A Garota que Odiava Vinícius
“É ela uma menina
Como um jovem pássaro, uma súbita e lenta dançarina
Que para mim caminha em pontas, os braços suplicantes
Do meu amor em solidão.”
Vinícius de Moraes, poeta, dramaturgo e músico brasileiro de renome internacional. E um enorme filho da puta. Era o que a garota pensava enquanto caminhava até a escola naquela manhã fria. Sim, ele era o maior idiota de todos os tempos. Imbecil. Cabeça-dura. Babaca. Como ele podia ser tão mau? Como ele podia ter se casado nove vezes com outras piriguetes e nem sequer trocado um flerte com ela? Era imperdoável que o primeiro homem a conquistar o seu coraçãozinho inocente, a fazê-la sonhar acordada com o sexo oposto, a seduzi-la a fazer qualquer coisa que ele desejasse, tivesse falecido dezessete anos antes dela nascer. Ninguém deveria se apaixonar, era um inferno, uma droga, concluíra. Ainda mais por alguém romântico, boêmio, talentoso, famoso e morto.
“Eis que os arautos
Da descrença começam a encapuçar-se em negros mantos
Para cantar seus réquiens e os falsos profetas
A ganhar rapidamente os logradouros para gritar suas mentiras.”

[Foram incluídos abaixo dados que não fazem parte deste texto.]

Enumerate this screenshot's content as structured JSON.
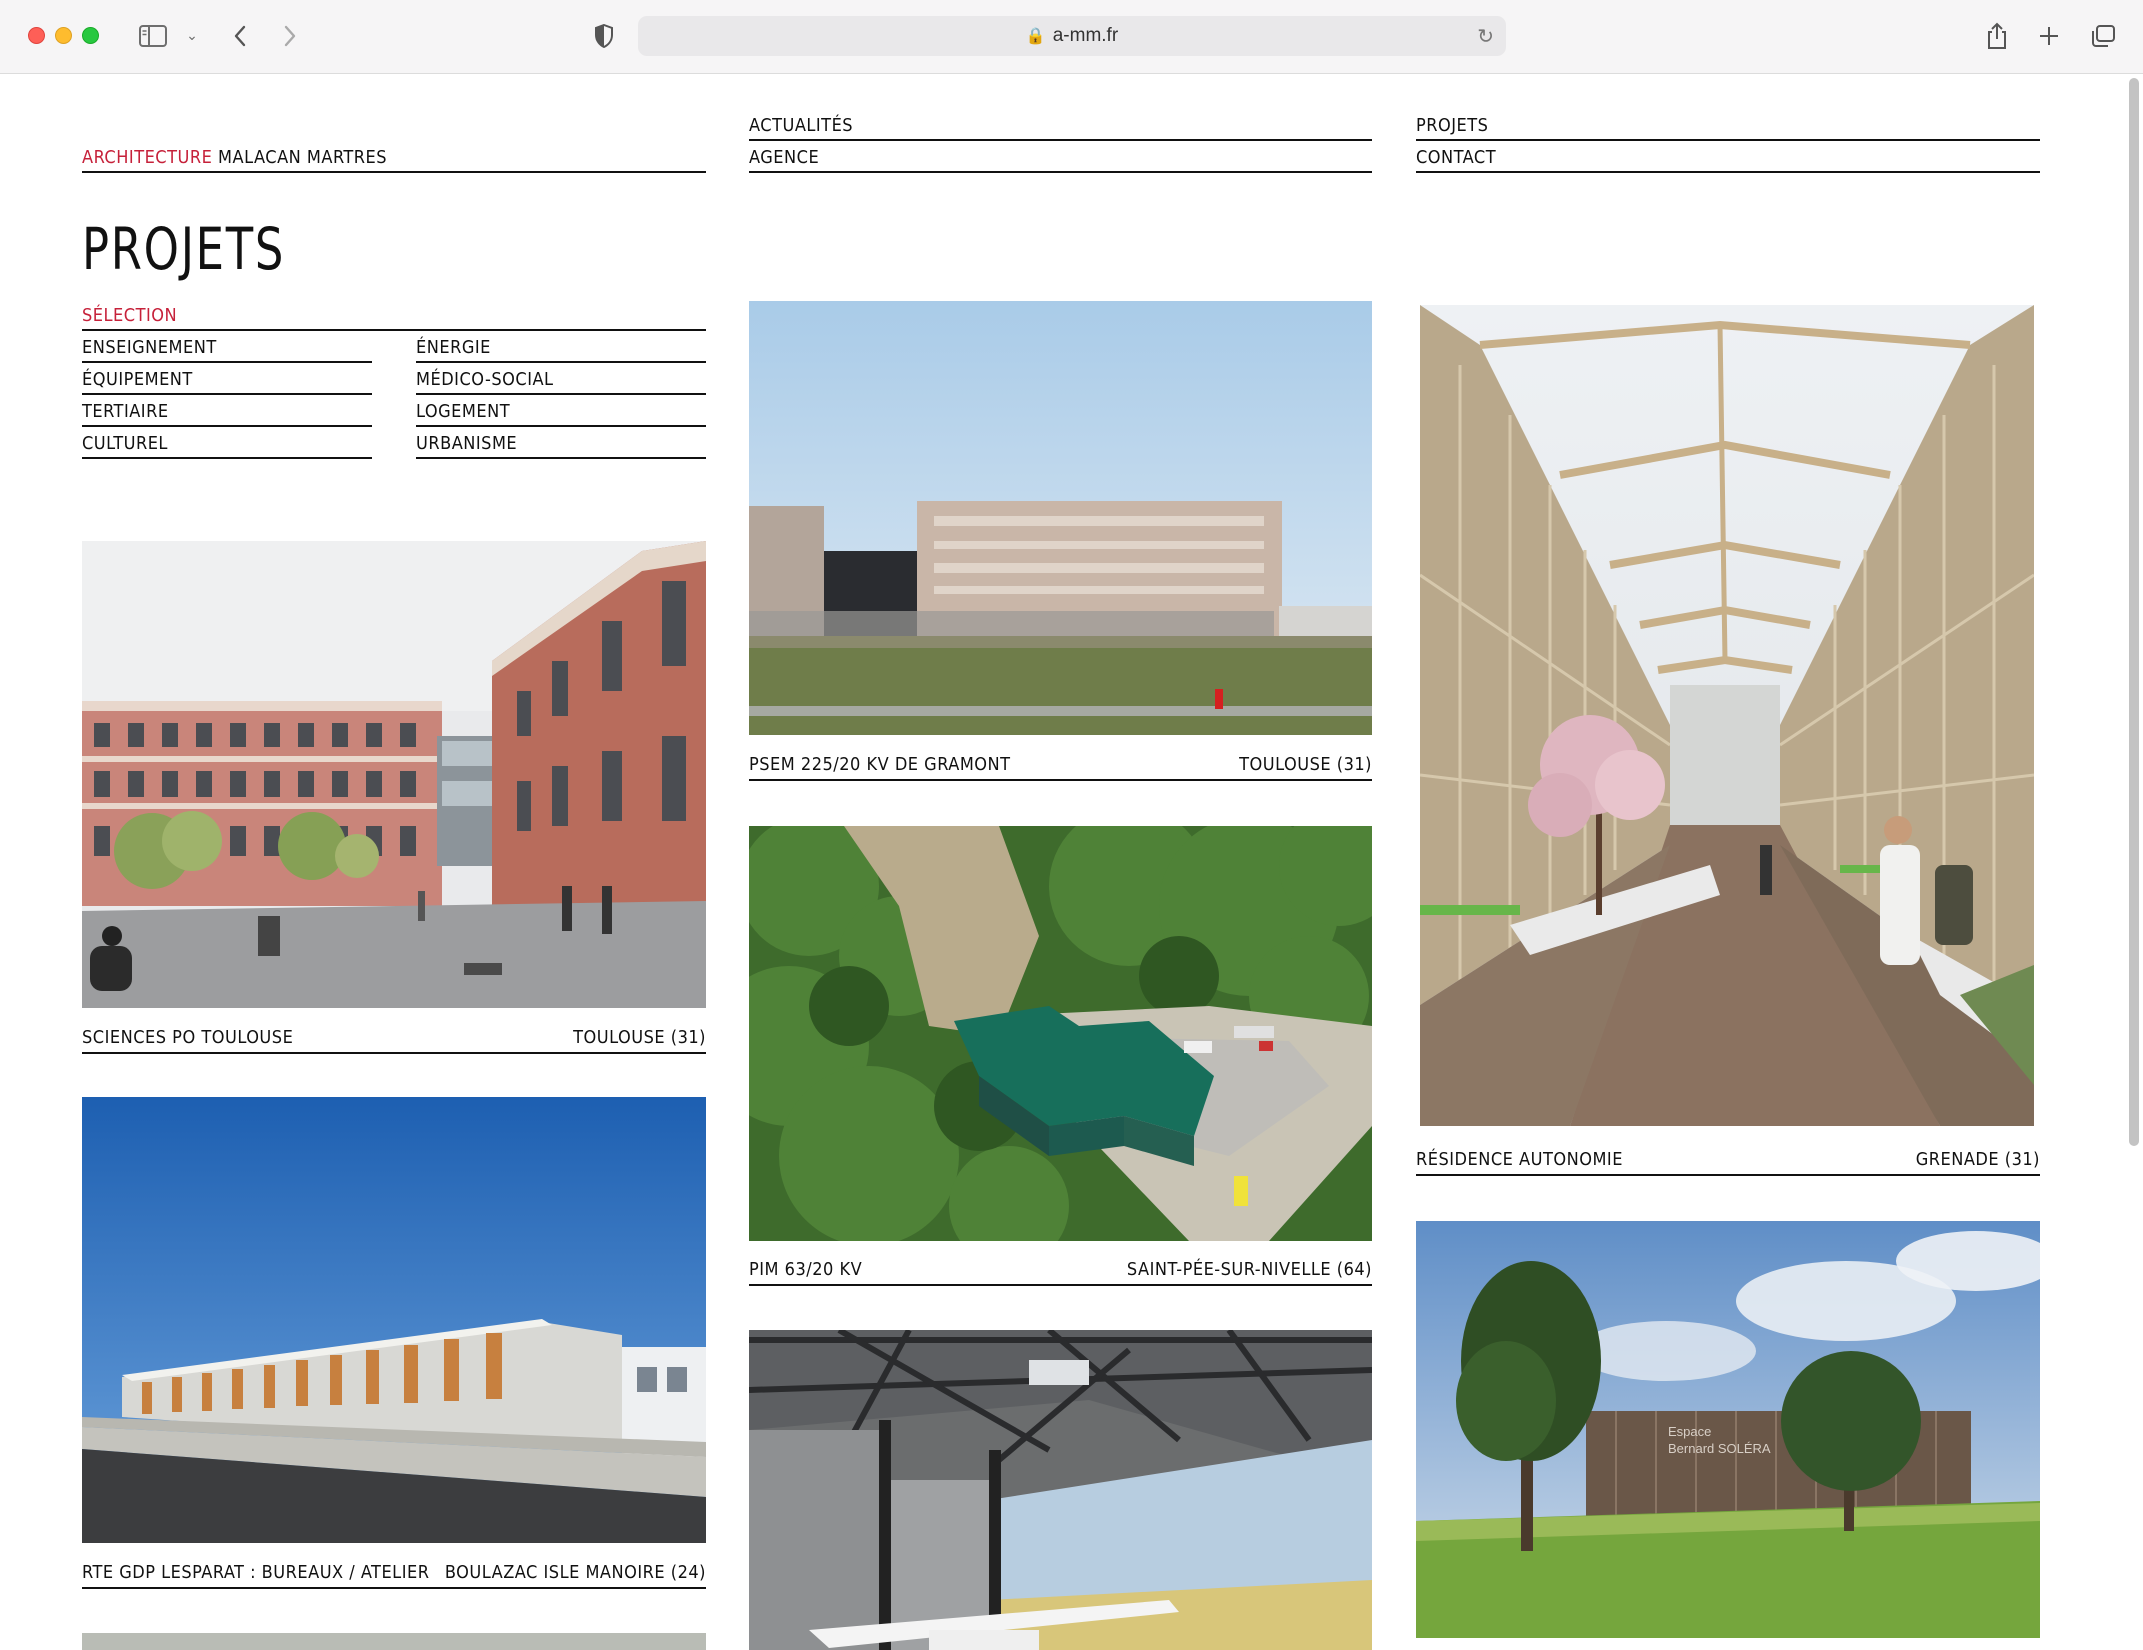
{
  "browser": {
    "url": "a-mm.fr"
  },
  "nav": {
    "brand_highlight": "ARCHITECTURE",
    "brand_rest": "MALACAN MARTRES",
    "actualites": "ACTUALITÉS",
    "agence": "AGENCE",
    "projets": "PROJETS",
    "contact": "CONTACT"
  },
  "page": {
    "title": "PROJETS"
  },
  "categories": {
    "selection": "SÉLECTION",
    "left": [
      "ENSEIGNEMENT",
      "ÉQUIPEMENT",
      "TERTIAIRE",
      "CULTUREL"
    ],
    "right": [
      "ÉNERGIE",
      "MÉDICO-SOCIAL",
      "LOGEMENT",
      "URBANISME"
    ]
  },
  "projects": [
    {
      "name": "SCIENCES PO TOULOUSE",
      "location": "TOULOUSE (31)"
    },
    {
      "name": "RTE GDP LESPARAT : BUREAUX / ATELIER",
      "location": "BOULAZAC ISLE MANOIRE (24)"
    },
    {
      "name": "PSEM 225/20 KV DE GRAMONT",
      "location": "TOULOUSE (31)"
    },
    {
      "name": "PIM 63/20 KV",
      "location": "SAINT-PÉE-SUR-NIVELLE (64)"
    },
    {
      "name": "RÉSIDENCE AUTONOMIE",
      "location": "GRENADE (31)"
    }
  ],
  "images": {
    "solera_sign_line1": "Espace",
    "solera_sign_line2": "Bernard SOLÉRA"
  },
  "colors": {
    "accent": "#c6213a",
    "text": "#111111"
  }
}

Entrou cabisbaixa na sala de aula. Aprendera a resignar-se, a padecer todo dia o mesmo tédio, a suportar paulatinamente os mesmos garotos infantis, as mesmas colegas triviais, os mesmos professores chatos, as mesmas matérias chatas, a mesma vida, dia após dia após dia, chata. Amigos parecia não ter. Sofria a maldição lançada por Vinícius. Fora ele quem revelara que a sua existência era incolor, insípida e inodora. Não havia colorido algum em se morar em uma pequena cidade hipocritamente conservadora e religiosa do interior do interior de Goiás. Sem livrarias, sem cultura, sem arte. Sabor algum ao se sentir uma completa alienígena por não compartilhar os mesmos gostos dos de sua geração. Sertanejo universitário, festas de peão, viva la vida loka. Nem sentir o aroma relaxante ou revigorante de ser plenamente amada e compreendida pelos pais e irmãos. Não saia, não namore, não exista.
“Mas nada a detém; ela avança, rigorosa
Em rodopios nítidos
Criando vácuos onde morrem as aves.
Seu corpo, pouco a pouco
Abre-se em pétalas... Ei-la que vem vindo
Como uma escura rosa voltejante
Surgida de um jardim imenso em trevas.”
A aula termina. O dia termina. Tudo termina; é inevitável que até mesmo o desânimo termine. Ela odeia Vinícius. Mas ela também o ama. Nesta complexa relação bipolar sabe que ele alterou drasticamente o seu futuro e que não há mais volta. Ela não se contentará com nada menos que o melhor. Ser dona de casa? Será dona de várias. Morar em cidade pequena? Ela não cabe mais ali. Manter os pés no chão? Só quando não estiver voando. Continuar a ler Vinícius? Nunca mais, agora ela será Vinícius!